KUPANG, TOPNewsNTT|| Nasabah Bank Bukopin Kupang Rebeca Adu Tadak tegas minta Bank Bukopin Cabang Kupang bertanggung jawab atas raibnya Uang  Deposito 2 Milyar miliknya yang sudah  berpindah atau ditransfer tanpa sepengetahuan dan tanpa persetujuan dirinya ke PT MPIP Jakarta.

“Bank Bukopin harus tanggung jawab, karena saya tidak pernah minta pindahkan uang saya ke manapun, deposito saya di Bank Bukopin Cabang Kupang,  Saya tidak kenal PT Mahkota.” Ungkap Rebeca.

Hal ini dinyatakan Rebeca saat jumpa pers di In Out Resto Rabu, 11/08 di dampingi penasihat hukum Melkianus Nona dan anak kandungnya Trinotji Isliko Adu,  Rebeca menjelaskan proses awal sebelum raibnya dana 3 M miliknya,

“Saya ini nasabah prioritas pada Bank Bukopin cabang Kupang.  Awalnya uang saya ada 2 milyar di deposito pada  bank Bukopin cabang Kupang. Saya deposito dari Oktober 2019. Dan kejadian raibnya uang saya berawal saat deposito itu akan jatuh tempo pada 25 Nopember 2019, saya minta  ke teler Angel agar pas jatuh tempo deposito 2 Milyar itu, saya minta uang 1 mikyar pada tabungan siaga saya digabungkan ke deposito 2 Mikyar sehingga  jadi 3 milyar dengan jangka waktu deposito 1 bulan saja. Selama ini deposito saya hanya 1 bulan dan kalau tidak saya ambil maka saya perpanjang saja deposito 1 bulan lagi. Dan sebelum digabung kedua dana 1 milyar ke 2 milyar saya  selalu komunikasi dengan angel dan teler JT.” Jelas Rebeca.

Rebeca nyatakan ia mau deposito uangnya digabung jadi 3 milyar  jika bunga deposito naik. Dan berdasarkan informasi bahwa bunga naik menjadi 25 juta dari Angel, sebulan itu maka ia setuju menggabungkan dana dari kedua jenis simpanan tersebut dan rencana ini aku Rebeca ia selalu komunikasi dengan Angel dan JT sejak awal.

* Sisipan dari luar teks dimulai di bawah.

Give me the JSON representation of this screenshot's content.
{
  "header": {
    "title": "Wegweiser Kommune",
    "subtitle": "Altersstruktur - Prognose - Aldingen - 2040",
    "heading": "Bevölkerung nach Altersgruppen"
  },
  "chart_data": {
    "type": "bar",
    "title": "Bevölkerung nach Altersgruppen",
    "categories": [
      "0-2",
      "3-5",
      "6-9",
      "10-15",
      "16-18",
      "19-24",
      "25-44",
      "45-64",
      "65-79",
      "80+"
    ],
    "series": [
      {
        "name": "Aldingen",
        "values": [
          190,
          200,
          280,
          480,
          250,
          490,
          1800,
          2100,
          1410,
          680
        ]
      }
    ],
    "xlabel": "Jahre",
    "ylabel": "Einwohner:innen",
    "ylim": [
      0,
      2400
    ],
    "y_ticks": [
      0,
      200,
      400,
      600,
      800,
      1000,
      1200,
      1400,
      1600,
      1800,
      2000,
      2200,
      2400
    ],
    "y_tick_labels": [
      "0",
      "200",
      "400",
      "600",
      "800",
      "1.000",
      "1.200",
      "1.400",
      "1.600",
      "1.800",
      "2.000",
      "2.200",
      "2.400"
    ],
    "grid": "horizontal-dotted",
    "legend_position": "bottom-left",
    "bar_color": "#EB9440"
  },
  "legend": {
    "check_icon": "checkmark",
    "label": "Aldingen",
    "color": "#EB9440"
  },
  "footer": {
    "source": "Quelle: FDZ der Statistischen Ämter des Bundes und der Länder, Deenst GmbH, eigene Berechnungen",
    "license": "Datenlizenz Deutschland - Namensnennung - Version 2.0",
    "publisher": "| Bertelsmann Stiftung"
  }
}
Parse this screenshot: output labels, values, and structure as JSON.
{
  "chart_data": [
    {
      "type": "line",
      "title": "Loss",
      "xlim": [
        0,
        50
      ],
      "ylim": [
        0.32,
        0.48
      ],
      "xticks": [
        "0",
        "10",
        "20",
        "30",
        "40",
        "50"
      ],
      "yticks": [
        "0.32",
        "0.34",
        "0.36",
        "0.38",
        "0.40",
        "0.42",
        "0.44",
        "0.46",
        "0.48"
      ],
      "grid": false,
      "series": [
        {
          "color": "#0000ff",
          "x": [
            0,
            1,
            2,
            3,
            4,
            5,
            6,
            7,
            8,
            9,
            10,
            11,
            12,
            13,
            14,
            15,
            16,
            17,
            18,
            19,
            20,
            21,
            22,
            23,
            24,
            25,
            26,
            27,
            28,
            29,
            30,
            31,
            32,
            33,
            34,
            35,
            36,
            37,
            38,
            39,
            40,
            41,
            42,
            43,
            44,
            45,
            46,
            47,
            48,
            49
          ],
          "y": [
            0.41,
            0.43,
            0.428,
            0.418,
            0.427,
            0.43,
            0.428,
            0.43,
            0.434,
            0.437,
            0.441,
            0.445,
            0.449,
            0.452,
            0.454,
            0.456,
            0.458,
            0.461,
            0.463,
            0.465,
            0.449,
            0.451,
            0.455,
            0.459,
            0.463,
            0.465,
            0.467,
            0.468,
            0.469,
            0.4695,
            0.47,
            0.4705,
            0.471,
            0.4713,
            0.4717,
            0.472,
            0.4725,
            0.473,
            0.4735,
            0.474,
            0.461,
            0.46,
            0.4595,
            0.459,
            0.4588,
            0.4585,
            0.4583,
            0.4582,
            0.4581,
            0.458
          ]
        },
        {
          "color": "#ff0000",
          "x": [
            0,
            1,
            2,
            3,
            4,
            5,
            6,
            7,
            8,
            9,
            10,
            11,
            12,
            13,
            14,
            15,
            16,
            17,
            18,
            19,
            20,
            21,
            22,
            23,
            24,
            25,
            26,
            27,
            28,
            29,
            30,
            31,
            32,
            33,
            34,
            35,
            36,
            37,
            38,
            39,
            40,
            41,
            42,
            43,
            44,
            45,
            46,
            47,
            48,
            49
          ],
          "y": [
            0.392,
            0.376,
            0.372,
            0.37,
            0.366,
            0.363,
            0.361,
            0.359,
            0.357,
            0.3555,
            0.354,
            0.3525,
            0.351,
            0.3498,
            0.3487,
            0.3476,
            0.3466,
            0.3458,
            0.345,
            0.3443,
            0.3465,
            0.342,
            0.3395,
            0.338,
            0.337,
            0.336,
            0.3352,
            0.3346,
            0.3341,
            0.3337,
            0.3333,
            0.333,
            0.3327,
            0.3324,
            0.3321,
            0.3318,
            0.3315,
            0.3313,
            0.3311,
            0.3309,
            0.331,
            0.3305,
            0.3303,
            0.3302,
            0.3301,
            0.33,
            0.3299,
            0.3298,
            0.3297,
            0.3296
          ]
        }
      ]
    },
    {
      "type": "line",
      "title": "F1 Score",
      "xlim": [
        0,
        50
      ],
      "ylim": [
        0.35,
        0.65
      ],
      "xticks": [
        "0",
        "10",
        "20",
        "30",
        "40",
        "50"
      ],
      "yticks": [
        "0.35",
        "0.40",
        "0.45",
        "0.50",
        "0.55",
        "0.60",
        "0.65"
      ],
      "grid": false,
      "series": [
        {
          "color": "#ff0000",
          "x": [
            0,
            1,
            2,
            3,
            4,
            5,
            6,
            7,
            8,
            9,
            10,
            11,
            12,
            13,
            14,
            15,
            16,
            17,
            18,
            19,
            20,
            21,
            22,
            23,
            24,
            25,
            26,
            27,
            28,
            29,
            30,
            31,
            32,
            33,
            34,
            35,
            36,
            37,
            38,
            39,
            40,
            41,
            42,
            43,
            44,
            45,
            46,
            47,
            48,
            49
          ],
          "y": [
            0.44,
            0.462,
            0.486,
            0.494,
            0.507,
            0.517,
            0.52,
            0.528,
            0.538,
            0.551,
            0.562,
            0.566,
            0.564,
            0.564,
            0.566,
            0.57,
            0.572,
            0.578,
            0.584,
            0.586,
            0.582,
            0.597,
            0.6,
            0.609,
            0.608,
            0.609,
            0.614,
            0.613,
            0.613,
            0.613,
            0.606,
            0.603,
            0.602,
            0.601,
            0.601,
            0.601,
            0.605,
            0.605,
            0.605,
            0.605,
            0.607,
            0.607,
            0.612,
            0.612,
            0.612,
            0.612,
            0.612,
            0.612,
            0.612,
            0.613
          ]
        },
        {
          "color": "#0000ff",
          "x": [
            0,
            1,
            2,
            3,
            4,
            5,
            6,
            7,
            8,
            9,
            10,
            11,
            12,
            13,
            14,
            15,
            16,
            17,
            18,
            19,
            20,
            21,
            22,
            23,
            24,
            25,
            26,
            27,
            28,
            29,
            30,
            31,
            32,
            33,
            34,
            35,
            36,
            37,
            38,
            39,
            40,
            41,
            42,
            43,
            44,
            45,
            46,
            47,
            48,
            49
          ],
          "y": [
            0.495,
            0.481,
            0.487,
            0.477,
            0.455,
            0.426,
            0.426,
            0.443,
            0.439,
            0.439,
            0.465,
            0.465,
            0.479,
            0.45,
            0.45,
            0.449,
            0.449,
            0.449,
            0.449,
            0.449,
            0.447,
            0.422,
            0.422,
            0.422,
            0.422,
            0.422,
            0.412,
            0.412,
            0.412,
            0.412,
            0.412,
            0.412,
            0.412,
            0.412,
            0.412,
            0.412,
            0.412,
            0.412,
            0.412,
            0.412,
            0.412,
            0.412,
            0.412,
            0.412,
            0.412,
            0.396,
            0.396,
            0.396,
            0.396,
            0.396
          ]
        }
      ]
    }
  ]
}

Dan sebelum proses penggabungan terjadi Rebeca akui sempat mengambil uang Rp10 juta.  Karena ia adalah nasabah prioritas, maka dirinya di layani di rumah untuk semua transaksi perbankkan. Termasuk proses penarikan uang Rp10 juta, ia dilayani di rumah oleh JT selaku teler dengan membawa uang 10 juta dan slip pengambilan untuk ditandatangani olehnya. Anehnya JT tidak melakukan penjelasan sebelum tanda tangan slip tersebut seperti biasa dilakukan staf sebelumnya, Sari. JT, menurut pengakuan Rebeca,  hanya membungkukan badan didepan meja, tidak duduk  menjelaskan apapun. Ia hanya menaruh dua lembaran kertas (yang diyakini Rebeca sebagai slip penarikan uang 10 juta) lantaran hanya melihat tulisan Bukopin di bagian atas., dan percaya, langsung menandatangani saja karena yakin staf atau petugas bank ini bekerja sudah sesuai prosedur biasanya. Saat itu, aku Rebeca, JT bahkan membawa bilyet deposito dan buku tabungan miliknya dan pergi ke bank memproses administrasi penarikan 10 juta.

Yang anehnya sampai beberapa hari bilyet belum dikembalikan oleh JT walau sudah ditelepon terua oleh Rebeca ke teler Angel dan JT namun selalu dijawab akan diantar. Menurut Rebeca biasanya langsung dibawa oleh teler usai diproses di bank semua transaksi perbankkan nasabah prioritas. Bahkan sudah ditelepon berulang kali ke Angel dan JT kapan membawa kembali bilyet deposito, namu di jawab nanti diantar.

Akhirnya tanggal 22 Desember saat hampir mendekati tanggal jatuh tempo deposito, JT toba-tiba muncul  ke rumah Rebeca  mengantarkan parcel,  dan ketika ditanya mana bilyetnya dijawab JT dia sementara di luar bank nanti baru diantar setelah kembali ke bank.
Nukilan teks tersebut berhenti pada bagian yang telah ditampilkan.